I have 18,000 miles in my American Airlines account that are expiring in the next few months. I have no plans to travel anywhere before then, and I do not wish to open a miles card account. Could I open an account with the Hilton or Marriott hotels and transfer the American airline miles to one of those hotel accounts?

– Roland G.

Dear Reader,

You generally get the best value for airline miles by redeeming them for free airline flights, not by exchanging them for other types of points. The exchange process itself is time-consuming and sometimes generates service fees. If you don’t have plans to travel in the near future, you can extend the life of your miles for later travel or even book a ticket for someone else to fly out to you.

So, how can the life of those 18,000 miles be extended? Pretty easily, actually.

In American’s program, as in the programs of most major U.S. airline programs, any transaction that changes your account balance will extend the life of all miles in the account for another three years. A qualifying transaction would include earning more miles, of course. But what’s often overlooked is that it encompasses redeeming miles as well.

There are a number of ways to redeem relatively small numbers of AAdvantage miles, but the quickest, easiest, and best bang-for-the-buck option is exchanging miles for magazine subscriptions.
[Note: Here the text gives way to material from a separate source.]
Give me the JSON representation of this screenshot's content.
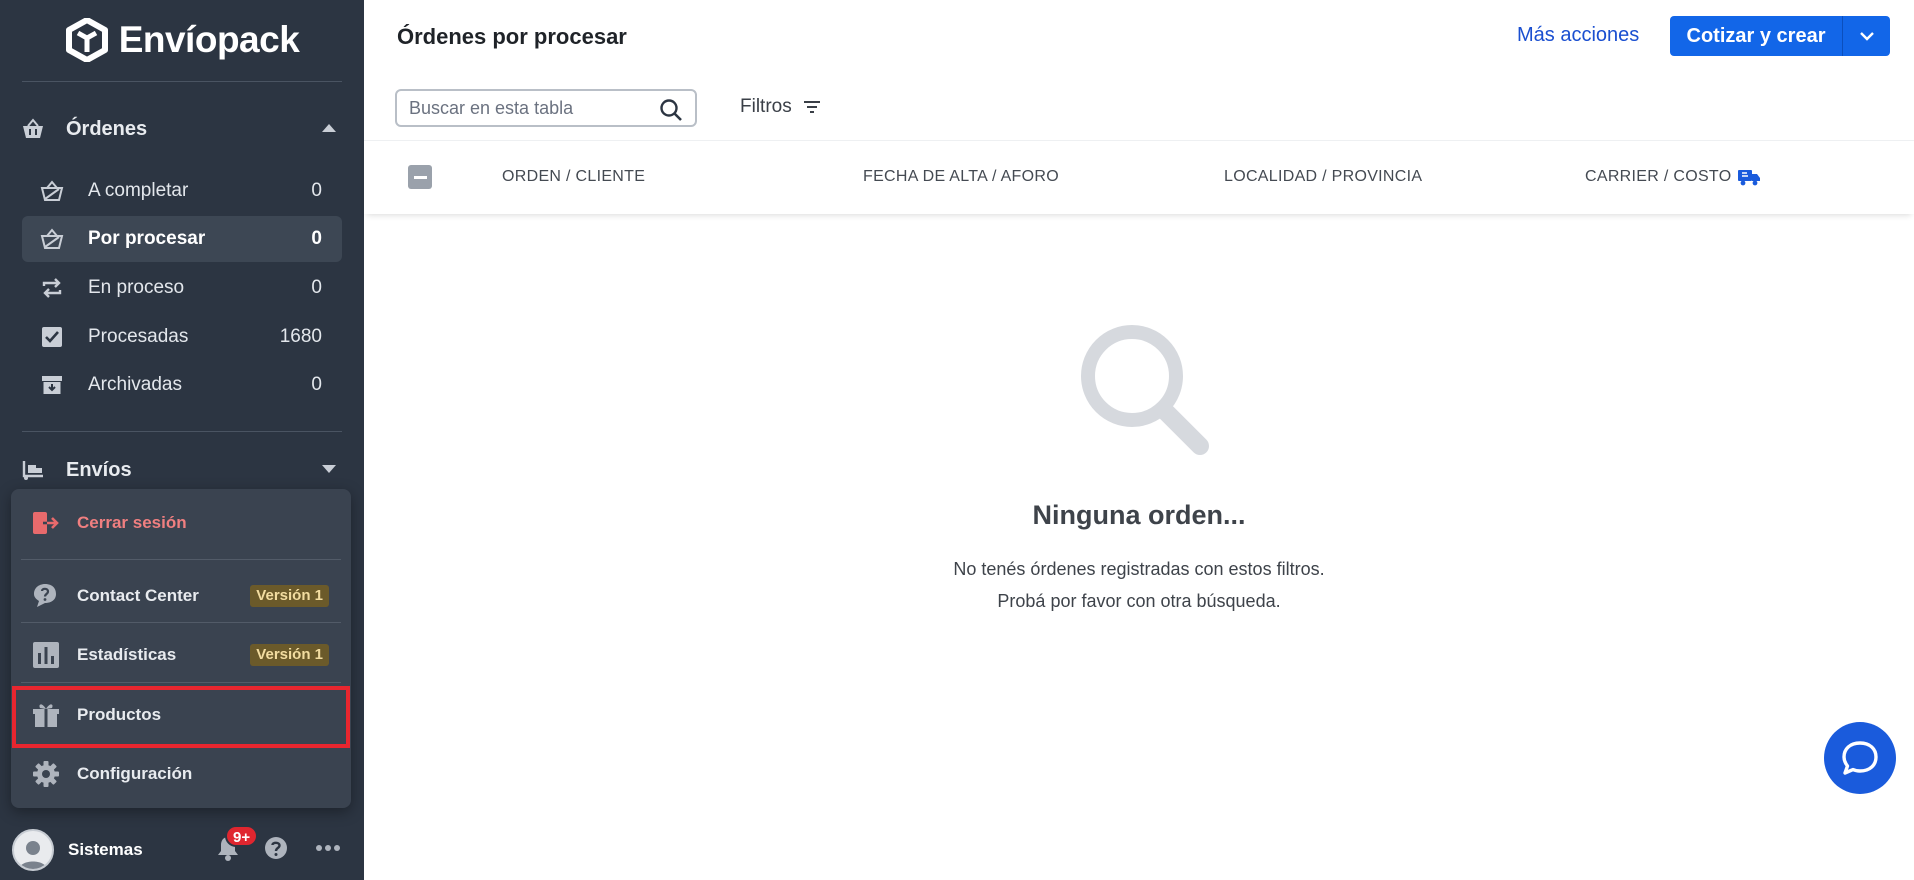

Through American’s “Magazines for Miles” feature, you can spend as few as 400 AAdvantage miles for a subscription to more than 50 magazines, including The Atlantic Monthly, Fortune, Golf Digest, and Time.

In fact, magazine subscriptions are among the only awards that rival free flights from a value standpoint. For example, one of the magazines available for 400 miles is Wired. A paid subscription to Wired would cost $10, so redeeming 400 miles for that subscription yields a cents-per-mile value of 2.5 cents. That easily trumps the one-cent-per-mile average value of miles cashed in for free tickets.

Factor in the added benefit of saving your miles from extinction, and miles for magazines looks like a pretty good deal. You can visit the Miles for Magazines website for more information, including a list of available titles.

Still interested in hotel points?

There’s no easy way to convert miles into Marriott Rewards points, but Hilton’s Reward Exchange allows HHonors members to exchange AAdvantage miles for points in the Hilton HHonors program. The exchange rate is 10,000 HHonors points for every 5,000 AAdvantage miles, so your 18,000 miles would convert to 30,000 points, with 3,000 miles left over.

In Hilton’s program, 30,000 points would be enough for a one-night award stay at a “Category Four” hotel, a category that includes mid-priced properties in the Hilton portfolio with room rates in the neighborhood of $150 per night.

There’s a $25 service fee when exchanging AAdvantage miles for Hilton points, which somewhat reduces the value of the award. Still, getting a $125 room for 15,000 airline miles amounts to just under one cent per mile redeemed—not ideal, but certainly better than letting those miles expire altogether.